Consumed long ago were the clever food items: alphabet soup for a presentation on the poet b. p. nichol; the penis cake for Sharon Olds' poems (tasty and tastier). In my office are group drawings of stories' epiphanies. These students are willing to put themselves out there, wherever there is (I adopt their vernacular). But where's there? It's not any place academic.

Sweet bumblers

My Creative Writing class seems similarly hindered. They forget due dates, cannot find their way to another building to pick up copies of the journal we are studying. Daniel cheerfully confesses to not having completed the day's readings because he had his presentation to prepare. If three or four items are required for class preparation, students will pick one, then look hurt that I expect more. "But I wrote a poem. I couldn't prepare for the quiz, too." When asked if anyone will read more of a poet's work, Kelly announces, "I will. It's out there! . . . Well, if I had a choice, I'd probably play a video game instead."

And apparently it's not so different at the universities. My friend Meg's daughter says that all pupils in the back row have laptops open during the professor's lecture. He's an entertaining mosquito while they tool around in Facebook.

My husband says that soon enough a BA will be like Grade 12 completion. That sort of explains it. My current university-transfer students are the equivalent to yesterday's Grades 9 or 10.

They are sweet, so sweet. I love my students. In Creative Writing, Kelly and Sonya bring hoards of leftover Halloween candy bags to class because "we wanted to give them to people we liked." The jaws methodically chew as I do the class's work: the pupils are not prepared. Friendship as the great constant. In the Contemporary Literature class, dear Lisa, who didn't submit the term paper, participates in a group presentation on the last day of class, not wanting to let her teammates down. Bakes gingerbread cookies three at a time in a toaster oven. Now she is attempting to withdraw because of "extenuating circumstances." And what might those be, I wonder. The slap of the hand across the forehead: "Oops! I forgot to work."

No A's

And I'm becoming complicit, guilty. It seems odd to have no grades at the A level. I have talented students who don't have the wherewithal for the long haul. While one assignment might be carefully prepared, the rest will not. Students blithely admit to being on page 10 of the "novel/book" (read: play) we are studying that day.

No A's. Does it reflect badly on me as a teacher? I've not inspired them enough? Should have been more on their backs about due dates? Could have been as lenient as some of my colleagues -- the same ones who think plagiarism is an effective political response to authority -- who let papers come in, "oh, whenever," and mark them "oh, whenever," though always with an A?

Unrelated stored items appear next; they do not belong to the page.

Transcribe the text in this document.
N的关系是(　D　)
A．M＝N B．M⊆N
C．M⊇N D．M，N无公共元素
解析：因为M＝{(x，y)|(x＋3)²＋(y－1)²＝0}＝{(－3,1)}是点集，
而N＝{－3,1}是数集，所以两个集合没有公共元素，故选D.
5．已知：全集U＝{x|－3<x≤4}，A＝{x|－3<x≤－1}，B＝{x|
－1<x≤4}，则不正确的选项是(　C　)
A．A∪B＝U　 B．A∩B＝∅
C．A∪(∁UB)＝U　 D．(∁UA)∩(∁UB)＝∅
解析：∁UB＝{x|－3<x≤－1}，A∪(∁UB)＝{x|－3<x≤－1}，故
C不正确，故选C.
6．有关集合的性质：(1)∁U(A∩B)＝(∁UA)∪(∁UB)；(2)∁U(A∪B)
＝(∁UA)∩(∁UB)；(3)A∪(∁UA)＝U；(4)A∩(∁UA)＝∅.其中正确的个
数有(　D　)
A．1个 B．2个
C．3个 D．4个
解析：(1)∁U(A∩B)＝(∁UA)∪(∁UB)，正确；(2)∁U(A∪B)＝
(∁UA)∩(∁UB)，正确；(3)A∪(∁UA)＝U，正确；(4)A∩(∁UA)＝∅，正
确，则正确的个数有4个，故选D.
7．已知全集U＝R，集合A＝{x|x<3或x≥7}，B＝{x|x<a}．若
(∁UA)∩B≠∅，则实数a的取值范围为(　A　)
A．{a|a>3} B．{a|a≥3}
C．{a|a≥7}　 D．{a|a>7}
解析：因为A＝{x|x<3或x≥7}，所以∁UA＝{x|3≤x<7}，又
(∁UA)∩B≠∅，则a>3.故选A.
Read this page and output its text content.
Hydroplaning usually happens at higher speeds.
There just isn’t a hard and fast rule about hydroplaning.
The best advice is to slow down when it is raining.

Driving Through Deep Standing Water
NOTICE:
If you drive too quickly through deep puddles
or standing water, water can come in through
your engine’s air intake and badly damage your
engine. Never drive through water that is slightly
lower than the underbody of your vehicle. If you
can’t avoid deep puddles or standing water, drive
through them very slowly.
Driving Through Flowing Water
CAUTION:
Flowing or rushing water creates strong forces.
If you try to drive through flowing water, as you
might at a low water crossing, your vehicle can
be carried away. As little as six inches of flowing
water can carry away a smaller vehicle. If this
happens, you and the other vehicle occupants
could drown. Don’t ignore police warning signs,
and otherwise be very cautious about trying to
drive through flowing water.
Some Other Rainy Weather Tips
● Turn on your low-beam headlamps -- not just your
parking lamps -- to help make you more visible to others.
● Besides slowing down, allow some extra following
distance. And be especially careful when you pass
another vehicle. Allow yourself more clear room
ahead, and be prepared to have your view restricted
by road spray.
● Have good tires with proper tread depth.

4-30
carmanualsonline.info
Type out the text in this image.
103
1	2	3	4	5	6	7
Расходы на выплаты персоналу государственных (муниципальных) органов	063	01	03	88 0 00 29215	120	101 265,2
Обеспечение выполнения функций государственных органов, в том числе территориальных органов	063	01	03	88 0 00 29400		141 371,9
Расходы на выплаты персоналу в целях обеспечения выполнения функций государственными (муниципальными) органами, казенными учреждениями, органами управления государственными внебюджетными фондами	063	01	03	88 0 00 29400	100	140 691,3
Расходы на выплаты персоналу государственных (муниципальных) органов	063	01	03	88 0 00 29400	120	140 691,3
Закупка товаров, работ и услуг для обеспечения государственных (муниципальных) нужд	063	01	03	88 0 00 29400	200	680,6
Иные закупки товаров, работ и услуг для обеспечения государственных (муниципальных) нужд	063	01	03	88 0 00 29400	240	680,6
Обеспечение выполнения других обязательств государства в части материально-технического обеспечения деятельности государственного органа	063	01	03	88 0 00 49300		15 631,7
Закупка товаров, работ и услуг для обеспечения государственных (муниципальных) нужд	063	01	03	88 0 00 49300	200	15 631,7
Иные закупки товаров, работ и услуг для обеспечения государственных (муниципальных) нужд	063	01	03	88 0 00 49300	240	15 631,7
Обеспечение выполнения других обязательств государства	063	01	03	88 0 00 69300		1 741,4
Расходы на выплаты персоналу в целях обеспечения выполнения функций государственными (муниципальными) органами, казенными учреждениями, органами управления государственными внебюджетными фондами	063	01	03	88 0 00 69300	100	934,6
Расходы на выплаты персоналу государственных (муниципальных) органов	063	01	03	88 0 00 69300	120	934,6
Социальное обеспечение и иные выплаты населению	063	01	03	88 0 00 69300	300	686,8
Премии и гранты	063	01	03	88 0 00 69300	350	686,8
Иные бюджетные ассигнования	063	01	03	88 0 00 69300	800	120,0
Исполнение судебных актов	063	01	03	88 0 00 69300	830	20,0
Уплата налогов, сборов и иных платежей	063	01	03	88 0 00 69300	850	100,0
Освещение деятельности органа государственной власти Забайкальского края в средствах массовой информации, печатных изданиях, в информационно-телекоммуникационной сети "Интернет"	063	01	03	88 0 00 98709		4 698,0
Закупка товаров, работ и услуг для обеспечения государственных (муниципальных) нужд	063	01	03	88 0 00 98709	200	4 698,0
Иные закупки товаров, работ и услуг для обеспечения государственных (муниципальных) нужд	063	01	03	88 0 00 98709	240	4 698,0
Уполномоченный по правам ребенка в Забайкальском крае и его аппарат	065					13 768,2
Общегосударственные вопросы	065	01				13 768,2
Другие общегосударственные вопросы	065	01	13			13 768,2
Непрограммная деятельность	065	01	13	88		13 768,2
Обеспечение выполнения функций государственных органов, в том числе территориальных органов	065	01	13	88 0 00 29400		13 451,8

I give Credit rather than No Credit to most of my Language Skills (read: Remedial; read: ESL) students, though several have not completed the requirements of the course. What good would repeating the class do? If an exercise in futility, my trigger finger presses "Credit" on the computer keyboard while my heart sighs.

Bums in the seats

The newspaper this morning dispirited me, not only because my favourite comic strips have been replaced with new 'n' improved ones. Change is a constant, I tell myself. Doris Lessing notes that the affluent have little interest in or regard for books. Another article foresees the closure of several elementary schools in the near future.

ADHD of the entire school system. Head in my hands. Bring on the Ritalin, for the teacher too. Especially for this teacher.

The seducing B.C. universities, vying for the same increasingly small number of students, have decided to dispense with much of the provincial exam requirement. The declining demographic. And then the further dumbing down.

The spring term is sadly under-enrolled. The new mantra, "Bums in seats." Hey, you with the pink hair, your computer bookmarked to Wikipedia and Sparksnotes, the un-cracked books. Yo! Over here. Me with the reindeer ears. Let me sign you up.